U.S. funding of human embryonic stem cell studies violates the law and must be stopped, a lawyer for two scientists who sued the Obama administration told a federal appeals court. The attorney, Thomas Hungar, sought today to persuade a three-judge panel in Washington to halt the flow of federal funds for research on stem cells where human embryos are injured or destroyed. A lower-court judge, ruling the research violated the 1996 Dickey-Wicker Amendment limiting stem-cell research, temporarily barred funding during the case. The U.S. appealed.

“There’s no question they are trying to, and are, incentivizing the destruction of embryos in violation of the amendment,” Hungar said. A lawyer for the Justice Department, Beth S. Brinkmann, said the spending is legal because the government isn’t paying for the destruction of embryos. The stem-cell lines used in the research were created outside the government, she said. Without the ability to support research on embryonic stem- cell lines, the government said, years of progress toward finding cures for diseases and disorders will be lost and scientists will look to other countries such as Singapore and China to continue their work.

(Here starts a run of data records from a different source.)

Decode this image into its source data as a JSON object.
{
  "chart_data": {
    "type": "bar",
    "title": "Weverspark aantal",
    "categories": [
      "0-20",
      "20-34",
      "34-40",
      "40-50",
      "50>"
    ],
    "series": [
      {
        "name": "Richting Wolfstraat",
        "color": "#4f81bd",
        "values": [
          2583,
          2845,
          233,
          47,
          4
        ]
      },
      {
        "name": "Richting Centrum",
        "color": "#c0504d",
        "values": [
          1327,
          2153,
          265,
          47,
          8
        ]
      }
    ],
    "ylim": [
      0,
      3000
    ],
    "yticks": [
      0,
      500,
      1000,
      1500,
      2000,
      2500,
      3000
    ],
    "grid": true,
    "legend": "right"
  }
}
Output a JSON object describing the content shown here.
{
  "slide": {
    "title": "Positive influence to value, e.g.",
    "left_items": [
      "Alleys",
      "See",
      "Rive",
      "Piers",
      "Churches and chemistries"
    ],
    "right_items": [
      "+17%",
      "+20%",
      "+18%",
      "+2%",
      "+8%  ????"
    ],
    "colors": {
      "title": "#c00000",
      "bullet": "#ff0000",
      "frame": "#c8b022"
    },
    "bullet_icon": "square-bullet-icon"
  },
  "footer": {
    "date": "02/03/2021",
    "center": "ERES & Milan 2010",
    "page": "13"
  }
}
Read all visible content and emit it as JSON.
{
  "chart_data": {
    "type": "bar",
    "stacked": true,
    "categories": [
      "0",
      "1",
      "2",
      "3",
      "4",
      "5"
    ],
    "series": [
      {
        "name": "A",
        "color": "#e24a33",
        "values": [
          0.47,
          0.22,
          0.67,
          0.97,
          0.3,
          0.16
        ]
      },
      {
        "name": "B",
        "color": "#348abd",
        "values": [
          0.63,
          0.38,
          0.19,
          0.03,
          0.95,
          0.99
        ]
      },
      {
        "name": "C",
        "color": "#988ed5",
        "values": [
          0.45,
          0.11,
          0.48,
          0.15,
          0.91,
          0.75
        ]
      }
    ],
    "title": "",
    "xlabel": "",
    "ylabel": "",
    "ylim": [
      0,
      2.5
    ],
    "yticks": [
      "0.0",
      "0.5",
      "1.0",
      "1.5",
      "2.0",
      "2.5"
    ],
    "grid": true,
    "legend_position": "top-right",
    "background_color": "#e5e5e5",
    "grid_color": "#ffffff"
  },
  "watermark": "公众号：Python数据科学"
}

Hardly lost.  It’s not as if scientists would have to shred their findings.  They would just have to rely on non federal money, which isn’t exactly in short supply: Even during the Bush years, ESCR researchers received more than $2 billion in the USA.

Moreover, the question isn’t what China or Singapore will do.  That is—or at least, should be—irrelevant.  The question is whether ESCR violates current federal law. And that boils down to whether embryo destruction and stem cell line derivation is one transaction—as Lamberth concluded—or whether embryo destruction can be distinguished from the research that follows, and thus, does not violate the Dickey Amendment’s prohibition on the Feds funding research that destroys embryos.  It’s a close question, and I think the appellate court could go either way.

However the appeal is decided, will the Supreme Court will take the case?  That depends on which side wins the appeal, but more on that later.